This is an Eclipse project in Maven for the implementation of the Page Ranking algorithm to define the page rank of articles(nodes). In this project,we are using Spark framework for implementing the Page Rank which is defined as PR(u) = 0.15 + 0.85* sum(PR(v)/L(v)), ∀v:∃(v,u) ∈ S, where L(v) is the number of outlinks of page v.
For this purpose, we need to give three arguments in command line. First, we specify the input_filename. Second, is the no_of_iterations. Third, is the ISO8601-formatted date. From the command line, in this directory, type : mvn package The above command will create a jar file and this can be used to set HADOOP_CLASSPATH
The class with the main() method is "PageRank" and output.
Eclipse, Maven, HDFS, spark
Following is the detailed description of all the map-reduce jobs :
Here, we used newAPIHadoopFile method to read all the Revision at once. We used a map method to separate all the Revision in the input text file(which is separated by "\n"). Now, we used mapToPair to get all the outlinks and the timestamp related to that specific Revision. And, we send distinct outlinks and timestamp as value and thier respective article title as the key.
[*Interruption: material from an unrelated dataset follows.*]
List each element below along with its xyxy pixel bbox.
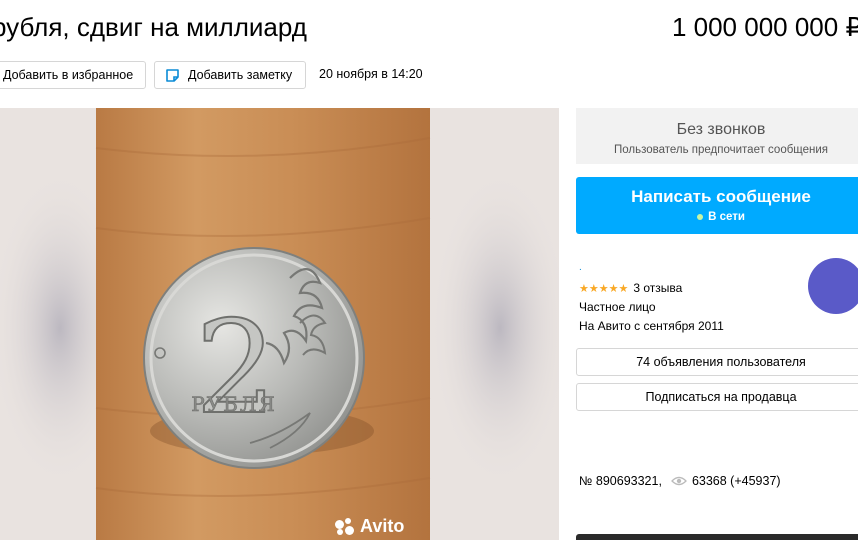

Next, we used the reduceByKey method to get the maximum Revision Based on the timestamp. Furthermore, we used another mapToPair method to remove the value of timestamp in the received input.
Here, we used one map method in which we receive the article title as key and outlinks as value. In this methode we will assign a page rank score of 1 to all the articles.
This receives all the articles and their score assigned as 1. Here, we used maptopair to assign the contribution to each outlink and later also assign the original article with a score 0.0. This will run till the number of iterations specified in the command line. Now, in the reduceByKey method, we will implement the page rank formula, and we will receive the page rank score of all the aritcles which is then sorted based on score by a map method.
Result is stored in a output file whose name is given in args[1] through command line.